Автор книги: Itami Kaname
Жанры:
Короткие любовные романы
,сообщить о нарушении
Текущая страница: 1 (всего у книги 1 страниц)
Когда мягкий бархатный сумрак накрывает разморенную весенним солнцем землю, Велен зажигает костры. На поросших пряным разнотравьем холмах, тянущихся к небесной синеве, вырастают огненные столбы. Сухой хворост занимается легко, и веселое потрескивание вливается в вечерний стрекот сверчков и цикад. Голоса неба, голоса земли, музыка флейт и хохот кметов, чествующих весну, сплетаются в свадебную песнь.
Ночь Беллетейна пахнет цветами – густой медовый запах, хмелем ударяющий в голову, – и сладким ольховым дымом.
В Глинниках яблоку негде упасть. Кметы с окрестных деревень съехались на праздник, и среди ярких, расшитых тканьем и узорами косовороток и сарафанов синие мундиры темерского партизанского отряда выделяются так, что едва ли не режут глаз. Но сегодня никто не смотрит на нашивки: румяные хохотушки с одинаковой охотой подливают эля и молодцам из Рудников или Залипья, и солдатне, на одну ночь отложившей клинки. В священном круге, очерченном светом костра, нет чужих.
Роше прихватывает губами мундштук старой, поистершейся от выпавшей на ее долю передряг трубки, и сладко-горький табачный дым обволакивает язык. За праздником он наблюдает со стороны, скрываясь в тени устланной соломой крыши. Рыжая девушка в расшитой цветами зеленой рубахе подливает эль. Ее коса растрепалась, а круглые, усеянные веснушками щеки пылают. Она протягивает руки, но Роше качает головой. Рыжая пожимает плечиками, взмахивает узорчатым подолом и, приплясывая, возвращается к костру, вливается в хоровод и теряется среди таких же празднующих.

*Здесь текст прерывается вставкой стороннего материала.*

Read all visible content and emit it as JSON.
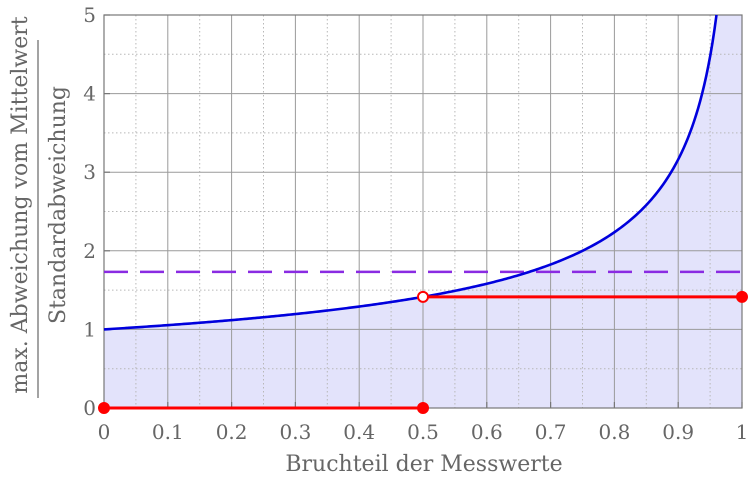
{
  "chart_data": {
    "type": "line",
    "xlabel": "Bruchteil der Messwerte",
    "ylabel": {
      "numerator": "max. Abweichung vom Mittelwert",
      "denominator": "Standardabweichung"
    },
    "xlim": [
      0,
      1
    ],
    "ylim": [
      0,
      5
    ],
    "x_ticks": [
      "0",
      "0.1",
      "0.2",
      "0.3",
      "0.4",
      "0.5",
      "0.6",
      "0.7",
      "0.8",
      "0.9",
      "1"
    ],
    "y_ticks": [
      "0",
      "1",
      "2",
      "3",
      "4",
      "5"
    ],
    "grid": true,
    "series": [
      {
        "kind": "curve",
        "formula": "1/sqrt(1-x)",
        "color": "#0000dd",
        "fill": "#e3e3fb",
        "x": [
          0,
          0.1,
          0.2,
          0.3,
          0.4,
          0.5,
          0.6,
          0.7,
          0.8,
          0.9,
          0.96
        ],
        "y": [
          1.0,
          1.054,
          1.118,
          1.195,
          1.291,
          1.414,
          1.581,
          1.826,
          2.236,
          3.162,
          5.0
        ]
      },
      {
        "kind": "dashed-line",
        "color": "#8a2be2",
        "y": 1.732
      },
      {
        "kind": "step",
        "color": "#ff0000",
        "segments": [
          {
            "x": [
              0,
              0.5
            ],
            "y": 0,
            "start": "filled",
            "end": "filled"
          },
          {
            "x": [
              0.5,
              1
            ],
            "y": 1.414,
            "start": "open",
            "end": "filled"
          }
        ]
      }
    ]
  }
}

Ночь звонка от смеха и флейт. На утоптанной траве пляшут, присматриваются друг к другу, сходятся; соприкасаются ладони, янтарные от отблеска пламени, соприкасаются колени и бедра, дразняще льнут тела. Разудалые парни хватают майских невест за тонкие талии, перетянутые вышитыми поясками, и поднимают их к звездам. Не игристое вино бьет им в голову – Беллетейн, Майская Ночь, пьянит и дурманит.
Рослая, с коротко остриженными волосами, в строгом мундире на ладной точеной фигуре, Бьянка не похожа на деревенских девиц. Беллетейну нет разницы: кто-то обнимает ее за талию, пока она кружится в танце. Бьянка ныряет под локоть, заходит за спину – неверный свет огня бросает на лица глубокие резкие тени, искажая черты до неузнаваемости, но Роше припоминает, что вьющегося рядом с ней солдата зовут Флорин, – и тут же попадает в объятия местного паренька. Бьянка смеется заливисто, ловко выскальзывает из кольца рук, а каблуки ее сапог выстукивают глухой, тонущий в пробужденной земле ритм. Только что отвергнутого темерца она ловит за рукав и подталкивает к пляшущей рядом девице: тонкий зеленый наряд, украшенный лентами, ореол медных волос.
Бьянка смеется, и Роше пытается вспомнить, как давно он слышал ее переливчатый звонкий смех – как давно с тех пор, как «Синие Полоски» бросились по следу убийцы Фольтеста. То ли дым в легких горчит, то ли мысли, втекающие в голову непрошенным потоком. Роше смотрит на Бьянку – и спрашивает себя, чьи руки уведут ее в лес, распустят тесемки рубахи и уложат на шелк молодой травы?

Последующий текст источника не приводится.